When I filed my 1040, I indicated that I believed that I was supposed to pay $3,271 in self-employment tax last year. I paid $2501.01 of that, and then decided to stop. $769.99 was still due.
The IRS has charged an additional penalty of $7.70 and interest of $6.52. The penalty was dated , based on a ½% monthly charge. The interest runs from at 7% yearly.
I’m getting 4.15% on my savings account, so to figure out what I’m really being penalized here you have to subtract what I’m earning on the money I’m not paying them from the penalty they’re imposing. Naïvely (that is, not adjusting for compounding), then, the real penalty per day is:
amount I owe × (daily penalty percent + daily interest percent − daily interest I get on the same amount in my savings account)
amount I owe × (0.0164% + 0.0191% − 0.0114%) = amount I owe × 0.0241%
Or, in short, the IRS intends to penalize me something on the order of two-and-a-half cents per hundred dollars I owe, per day.
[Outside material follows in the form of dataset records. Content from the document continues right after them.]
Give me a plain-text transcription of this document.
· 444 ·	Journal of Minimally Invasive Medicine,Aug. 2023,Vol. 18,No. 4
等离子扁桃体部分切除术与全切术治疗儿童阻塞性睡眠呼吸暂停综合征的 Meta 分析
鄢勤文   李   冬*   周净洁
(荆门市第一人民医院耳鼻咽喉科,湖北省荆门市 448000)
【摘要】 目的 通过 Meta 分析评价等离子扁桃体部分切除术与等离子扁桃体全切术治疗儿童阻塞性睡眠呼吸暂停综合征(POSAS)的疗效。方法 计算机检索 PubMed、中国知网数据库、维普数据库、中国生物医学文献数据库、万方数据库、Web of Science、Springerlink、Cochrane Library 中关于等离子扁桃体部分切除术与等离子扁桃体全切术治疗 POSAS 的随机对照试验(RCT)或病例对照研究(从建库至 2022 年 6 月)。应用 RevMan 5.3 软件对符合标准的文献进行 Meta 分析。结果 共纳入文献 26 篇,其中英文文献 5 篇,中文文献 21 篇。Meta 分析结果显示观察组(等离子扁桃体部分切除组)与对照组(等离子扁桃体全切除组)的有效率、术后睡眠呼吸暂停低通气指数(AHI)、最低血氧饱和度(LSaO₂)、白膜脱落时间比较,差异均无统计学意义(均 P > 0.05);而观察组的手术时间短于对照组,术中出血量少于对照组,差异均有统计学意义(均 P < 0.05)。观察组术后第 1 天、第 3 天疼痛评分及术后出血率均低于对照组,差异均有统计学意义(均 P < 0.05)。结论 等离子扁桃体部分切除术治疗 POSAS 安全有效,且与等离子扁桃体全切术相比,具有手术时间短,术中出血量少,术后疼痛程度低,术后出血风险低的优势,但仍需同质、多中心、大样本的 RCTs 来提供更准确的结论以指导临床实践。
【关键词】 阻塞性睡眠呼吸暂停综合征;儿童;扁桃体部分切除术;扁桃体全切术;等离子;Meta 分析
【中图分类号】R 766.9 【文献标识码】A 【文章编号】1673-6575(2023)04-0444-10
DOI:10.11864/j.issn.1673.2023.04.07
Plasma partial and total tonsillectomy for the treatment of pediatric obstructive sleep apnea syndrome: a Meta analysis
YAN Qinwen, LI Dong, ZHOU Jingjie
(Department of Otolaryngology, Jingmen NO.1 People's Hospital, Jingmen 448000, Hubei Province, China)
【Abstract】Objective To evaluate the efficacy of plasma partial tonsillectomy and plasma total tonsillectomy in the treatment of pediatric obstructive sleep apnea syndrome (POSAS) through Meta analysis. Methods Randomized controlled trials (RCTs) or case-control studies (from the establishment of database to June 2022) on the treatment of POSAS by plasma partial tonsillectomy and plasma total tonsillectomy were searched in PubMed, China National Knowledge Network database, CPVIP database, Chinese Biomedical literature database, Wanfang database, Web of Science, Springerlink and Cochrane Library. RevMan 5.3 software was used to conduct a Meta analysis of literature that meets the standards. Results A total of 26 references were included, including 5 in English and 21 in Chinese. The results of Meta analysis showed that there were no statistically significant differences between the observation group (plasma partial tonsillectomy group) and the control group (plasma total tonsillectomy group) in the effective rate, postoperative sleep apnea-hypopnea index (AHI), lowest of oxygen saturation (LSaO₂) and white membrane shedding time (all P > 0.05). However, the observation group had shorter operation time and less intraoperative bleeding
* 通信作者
My unpaid self-employment tax will continue to balloon with each passing year. Come , I’ll probably owe another $3,500–$4,000 in self-employment tax, with another $150 in penalties on top of that. Assuming the penalty rate is roughly the same then as it is now, the penalties on this new amount will run something like $1.15 per day.
That strikes me as something approaching if not surpassing real money, and might be enough to dissuade me from this part of the project if it weren’t for two other considerations:
- They have to actually get their hands on the money.
- It’s gonna cost ’em.
The first of these considerations is at this point pretty much a hypothetical. I haven’t gone to any trouble to hide my assets, and I’m sure in this post-Patriot Act era, it won’t take much effort for the IRS to find my bank account.
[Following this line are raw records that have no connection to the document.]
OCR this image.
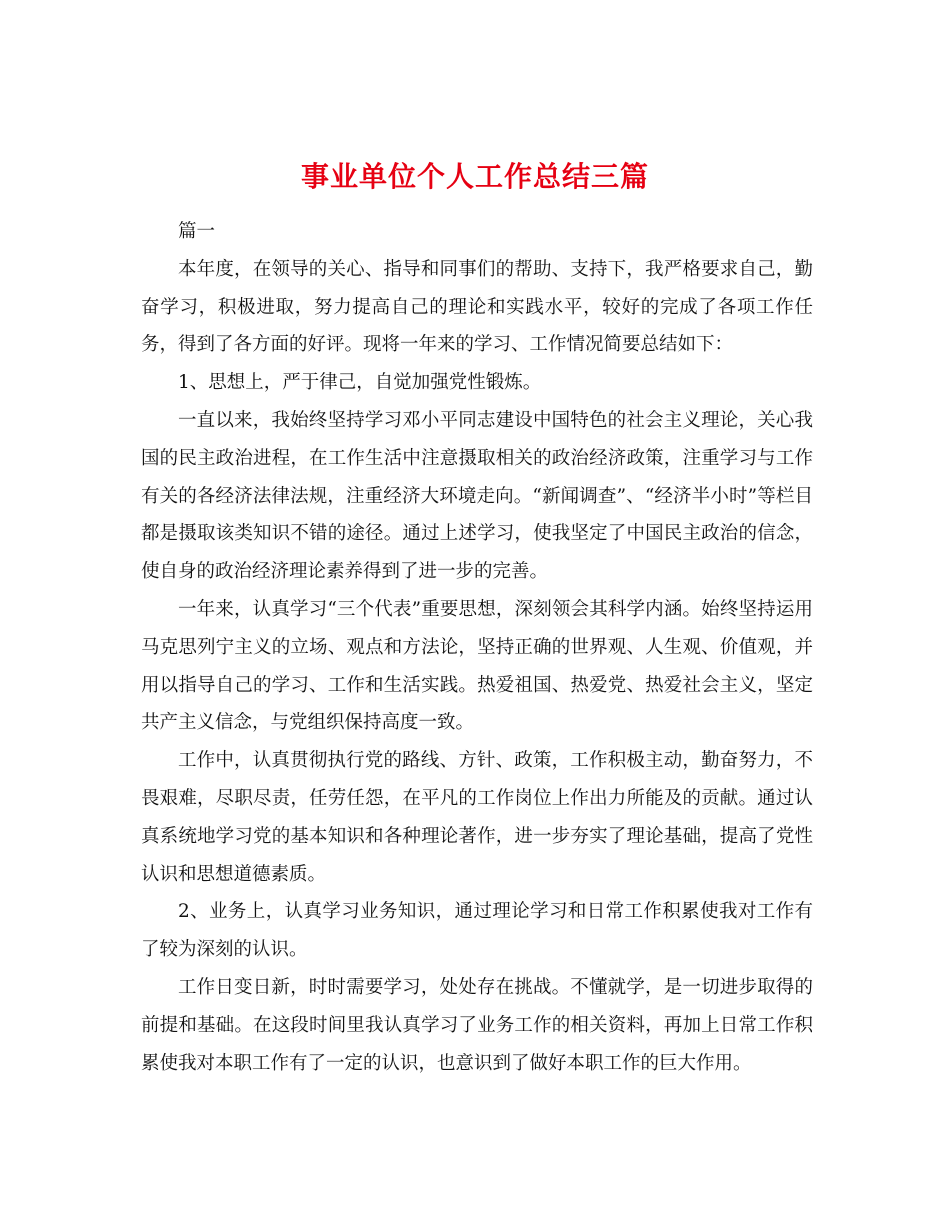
事业单位个人工作总结三篇

篇一

本年度，在领导的关心、指导和同事们的帮助、支持下，我严格要求自己，勤奋学习，积极进取，努力提高自己的理论和实践水平，较好的完成了各项工作任务，得到了各方面的好评。现将一年来的学习、工作情况简要总结如下：

1、思想上，严于律己，自觉加强党性锻炼。

一直以来，我始终坚持学习邓小平同志建设中国特色的社会主义理论，关心我国的民主政治进程，在工作生活中注意摄取相关的政治经济政策，注重学习与工作有关的各经济法律法规，注重经济大环境走向。“新闻调查”、“经济半小时”等栏目都是摄取该类知识不错的途径。通过上述学习，使我坚定了中国民主政治的信念，使自身的政治经济理论素养得到了进一步的完善。

一年来，认真学习“三个代表”重要思想，深刻领会其科学内涵。始终坚持运用马克思列宁主义的立场、观点和方法论，坚持正确的世界观、人生观、价值观，并用以指导自己的学习、工作和生活实践。热爱祖国、热爱党、热爱社会主义，坚定共产主义信念，与党组织保持高度一致。

工作中，认真贯彻执行党的路线、方针、政策，工作积极主动，勤奋努力，不畏艰难，尽职尽责，任劳任怨，在平凡的工作岗位上作出力所能及的贡献。通过认真系统地学习党的基本知识和各种理论著作，进一步夯实了理论基础，提高了党性认识和思想道德素质。

2、业务上，认真学习业务知识，通过理论学习和日常工作积累使我对工作有了较为深刻的认识。

工作日变日新，时时需要学习，处处存在挑战。不懂就学，是一切进步取得的前提和基础。在这段时间里我认真学习了业务工作的相关资料，再加上日常工作积累使我对本职工作有了一定的认识，也意识到了做好本职工作的巨大作用。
Still, if they follow their standard operating procedure, it will cost ’em $0.45–$4.79 every time they send me one of their notices, and even more if they have to go to the trouble to seize the money. If they turn me over to one of the private debt collectors they’re considering, these bounty hunters will take about a quarter of what they collect for themselves.
So while this may not be a smart investment move for me personally, when it comes to my goal of keeping as much of my money as I can out of the hands of Uncle Sam, the numbers still may add up.